I am convinced that, during the fugue state between rousing from a deep sleep and becoming aware of one’s wakefulness, there is a period that can last, figuratively, for days. Let me explain by example.
A few weeks ago, as I lay on my right side in bed, I opened my eyes and looked at the clock on the bedside stand next to me: 4:43 a.m. I rolled over onto my back and closed my eyes, engaging in an internal conversation with myself about the relative merits of getting up or going back to sleep. The conversation included an argument that, if I were to get up, I could get a start on writing something of merit.
That’s when I imagined a scene from a story in which a woman is standing and glaring at a man who seems to be shrinking away from her. The look on her face is one of anger, but she isn’t speaking. Instead, she is simply staring at the man while pointing to a hardback book on the bedside stand beside him. The black linen cover of the book bears its title in gold leaf on the front and the spine: Precursor to a Kiss. The man looks down at the book, picks it up, and thumbs through several pages. Every page is blank. The scene looks like a painting. There is no motion, not even breathing. But it’s not a painting. I know it’s not. It’s a snapshot that they want etched in memory.
Finally, the man speaks and the painting comes to life. “I didn’t mean for you to see it. It was going to be a surprise.”

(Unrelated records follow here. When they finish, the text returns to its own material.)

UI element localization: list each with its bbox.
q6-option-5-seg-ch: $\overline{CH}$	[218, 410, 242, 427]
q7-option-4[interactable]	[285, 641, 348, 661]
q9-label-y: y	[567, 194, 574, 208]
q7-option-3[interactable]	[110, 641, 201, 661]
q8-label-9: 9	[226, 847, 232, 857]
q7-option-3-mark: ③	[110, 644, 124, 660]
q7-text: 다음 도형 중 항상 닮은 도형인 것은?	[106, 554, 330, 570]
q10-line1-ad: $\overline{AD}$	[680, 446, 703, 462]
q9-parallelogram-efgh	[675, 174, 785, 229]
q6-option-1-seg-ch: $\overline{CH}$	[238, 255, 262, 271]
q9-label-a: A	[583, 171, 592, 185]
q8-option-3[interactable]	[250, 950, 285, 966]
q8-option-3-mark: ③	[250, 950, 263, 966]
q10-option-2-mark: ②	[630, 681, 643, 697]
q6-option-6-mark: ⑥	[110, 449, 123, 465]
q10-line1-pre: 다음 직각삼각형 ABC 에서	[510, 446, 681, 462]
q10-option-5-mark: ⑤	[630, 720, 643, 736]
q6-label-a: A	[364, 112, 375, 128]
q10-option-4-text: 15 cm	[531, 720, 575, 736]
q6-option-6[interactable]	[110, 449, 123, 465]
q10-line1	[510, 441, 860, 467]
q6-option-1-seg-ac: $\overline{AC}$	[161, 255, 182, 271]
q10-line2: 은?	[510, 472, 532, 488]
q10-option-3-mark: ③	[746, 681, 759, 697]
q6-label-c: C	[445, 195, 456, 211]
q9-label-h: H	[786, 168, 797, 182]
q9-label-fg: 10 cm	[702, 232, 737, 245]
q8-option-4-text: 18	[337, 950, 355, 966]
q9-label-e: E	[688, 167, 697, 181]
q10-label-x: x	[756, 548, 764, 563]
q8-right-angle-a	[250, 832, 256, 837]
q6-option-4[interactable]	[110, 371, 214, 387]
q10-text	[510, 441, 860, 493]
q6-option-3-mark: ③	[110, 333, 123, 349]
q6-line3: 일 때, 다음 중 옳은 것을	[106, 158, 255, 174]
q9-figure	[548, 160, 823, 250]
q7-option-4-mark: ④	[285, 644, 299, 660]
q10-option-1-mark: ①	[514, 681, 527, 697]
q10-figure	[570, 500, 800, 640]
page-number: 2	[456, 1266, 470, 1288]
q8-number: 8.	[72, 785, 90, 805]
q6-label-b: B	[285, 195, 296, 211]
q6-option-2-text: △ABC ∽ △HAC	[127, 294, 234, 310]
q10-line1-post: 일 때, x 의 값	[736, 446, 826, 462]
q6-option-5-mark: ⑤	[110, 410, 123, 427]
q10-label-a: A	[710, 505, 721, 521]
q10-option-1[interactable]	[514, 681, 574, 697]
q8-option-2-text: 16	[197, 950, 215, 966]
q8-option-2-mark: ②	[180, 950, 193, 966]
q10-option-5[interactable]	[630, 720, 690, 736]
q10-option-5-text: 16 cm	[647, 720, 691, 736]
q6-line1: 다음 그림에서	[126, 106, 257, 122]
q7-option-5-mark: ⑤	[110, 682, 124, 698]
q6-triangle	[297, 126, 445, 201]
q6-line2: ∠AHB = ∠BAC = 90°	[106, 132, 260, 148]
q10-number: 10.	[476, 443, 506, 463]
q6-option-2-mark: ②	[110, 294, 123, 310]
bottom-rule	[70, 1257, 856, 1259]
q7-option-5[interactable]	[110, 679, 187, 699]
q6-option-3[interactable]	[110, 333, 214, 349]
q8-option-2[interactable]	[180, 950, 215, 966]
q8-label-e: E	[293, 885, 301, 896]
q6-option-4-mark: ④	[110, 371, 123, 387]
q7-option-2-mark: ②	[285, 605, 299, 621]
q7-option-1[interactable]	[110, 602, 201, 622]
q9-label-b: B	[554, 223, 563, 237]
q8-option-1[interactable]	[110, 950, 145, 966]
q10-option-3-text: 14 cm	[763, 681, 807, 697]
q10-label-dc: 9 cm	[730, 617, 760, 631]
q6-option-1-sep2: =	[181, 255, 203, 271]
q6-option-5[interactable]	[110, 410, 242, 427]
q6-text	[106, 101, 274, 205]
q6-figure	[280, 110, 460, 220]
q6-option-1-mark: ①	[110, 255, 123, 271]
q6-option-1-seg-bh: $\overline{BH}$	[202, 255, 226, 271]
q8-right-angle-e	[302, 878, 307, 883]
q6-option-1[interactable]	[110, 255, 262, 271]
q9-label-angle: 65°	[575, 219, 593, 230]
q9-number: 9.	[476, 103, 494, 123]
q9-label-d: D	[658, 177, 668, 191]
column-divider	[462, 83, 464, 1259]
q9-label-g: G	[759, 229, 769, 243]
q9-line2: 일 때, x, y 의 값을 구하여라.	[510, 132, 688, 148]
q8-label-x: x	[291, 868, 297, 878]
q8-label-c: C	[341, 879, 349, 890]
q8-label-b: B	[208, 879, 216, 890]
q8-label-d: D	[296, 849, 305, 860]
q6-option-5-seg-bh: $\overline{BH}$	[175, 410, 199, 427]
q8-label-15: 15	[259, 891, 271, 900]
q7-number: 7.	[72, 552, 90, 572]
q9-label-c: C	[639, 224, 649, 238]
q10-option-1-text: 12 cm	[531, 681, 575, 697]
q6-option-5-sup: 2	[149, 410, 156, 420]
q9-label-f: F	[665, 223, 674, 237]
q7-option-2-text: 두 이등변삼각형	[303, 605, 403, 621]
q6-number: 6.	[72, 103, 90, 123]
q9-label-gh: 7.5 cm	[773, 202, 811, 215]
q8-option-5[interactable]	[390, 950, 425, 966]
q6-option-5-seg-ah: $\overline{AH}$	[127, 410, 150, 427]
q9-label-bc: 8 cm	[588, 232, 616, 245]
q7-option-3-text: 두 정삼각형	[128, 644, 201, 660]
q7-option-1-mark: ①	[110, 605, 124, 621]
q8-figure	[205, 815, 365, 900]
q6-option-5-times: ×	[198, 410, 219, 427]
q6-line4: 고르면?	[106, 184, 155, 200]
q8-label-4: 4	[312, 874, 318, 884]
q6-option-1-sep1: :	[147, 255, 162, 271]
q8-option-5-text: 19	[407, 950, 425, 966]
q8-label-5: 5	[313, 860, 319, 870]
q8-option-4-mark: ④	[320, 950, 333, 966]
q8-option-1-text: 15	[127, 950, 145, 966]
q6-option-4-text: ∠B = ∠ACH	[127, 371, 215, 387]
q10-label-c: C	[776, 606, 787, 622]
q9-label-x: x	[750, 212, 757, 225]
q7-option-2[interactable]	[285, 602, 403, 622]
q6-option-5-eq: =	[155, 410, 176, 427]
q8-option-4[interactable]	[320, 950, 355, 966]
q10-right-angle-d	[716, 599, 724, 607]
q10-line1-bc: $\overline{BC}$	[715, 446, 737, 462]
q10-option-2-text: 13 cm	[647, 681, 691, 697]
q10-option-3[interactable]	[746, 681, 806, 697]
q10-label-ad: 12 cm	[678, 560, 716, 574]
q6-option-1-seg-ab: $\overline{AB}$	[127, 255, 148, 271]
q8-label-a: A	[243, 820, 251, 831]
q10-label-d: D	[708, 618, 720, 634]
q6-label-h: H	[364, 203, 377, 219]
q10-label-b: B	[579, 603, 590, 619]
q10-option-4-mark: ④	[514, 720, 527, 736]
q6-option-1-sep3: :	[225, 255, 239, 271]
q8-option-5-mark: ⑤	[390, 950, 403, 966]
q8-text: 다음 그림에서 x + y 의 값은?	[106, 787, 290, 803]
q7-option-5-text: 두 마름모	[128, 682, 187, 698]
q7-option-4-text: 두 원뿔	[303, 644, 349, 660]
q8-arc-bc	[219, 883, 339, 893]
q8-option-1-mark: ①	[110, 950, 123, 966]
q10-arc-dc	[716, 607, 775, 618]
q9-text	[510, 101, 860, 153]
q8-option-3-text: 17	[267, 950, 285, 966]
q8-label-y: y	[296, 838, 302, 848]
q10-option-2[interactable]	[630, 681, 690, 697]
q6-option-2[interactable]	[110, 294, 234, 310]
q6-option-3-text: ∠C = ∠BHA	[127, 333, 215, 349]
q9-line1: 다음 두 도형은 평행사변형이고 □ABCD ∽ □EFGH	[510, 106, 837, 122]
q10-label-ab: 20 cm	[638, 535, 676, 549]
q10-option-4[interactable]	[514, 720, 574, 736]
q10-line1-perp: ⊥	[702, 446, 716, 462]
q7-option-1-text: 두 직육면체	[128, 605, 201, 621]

A sneer crosses her lips as she responds. “A surprise? You wanted to surprise me with a book that says what we have between us is nothing?”
“That’s not how I intended it. I meant we can write our lives any way we want. We can create our own ideal lifetimes, just the two of us.”
“I’m not buying it. I’m just not buying it. You’re making this up. My name isn’t even in the book. It’s blank because you can write your life with someone else when you think the time is right.” The woman turns and walks out the door, slamming it behind her. Her footsteps echo as she clicks down the long, narrow hallway outside the room.
The man waits for her to return. He waits all day and all night, just standing next to the bed, staring down at the book. Finally, she returns, flinging the door open so hard the knob smashes into the wall. “And what’s more, ” she screams, “it should be ‘prelude,’ not ‘precursor.’ That’s enough to make me scream.”
All of this took place in my mind in real time. Even the long wait, with nothing happening while I was watching the man standing by the bed. It took place as it was happening. But I opened my eyes again and turn to look at the clock: 4:44 a.m.
My description of the experience and the words I ascribe to the two characters may not be precise, but they’re close. It was a while ago, after all, and all I did when I got up was to jot some rough notes, rather than record the conversations in detail. But I think I got most of it just about the way it happened. It’s impossible, though, that the entire interchange—including the entire day of waiting—could have occurred in my imagination in a minute’s time. Yet it was possible. It did happen. Somehow, my brain processed the entire imagined experience in a minute. During that minute between the moment I woke from a deep sleep and the time I looked at the clock the second time, I experienced something akin to mental time compression. It’s odd. But there you are. Precursor, prelude, either way, there was no kiss.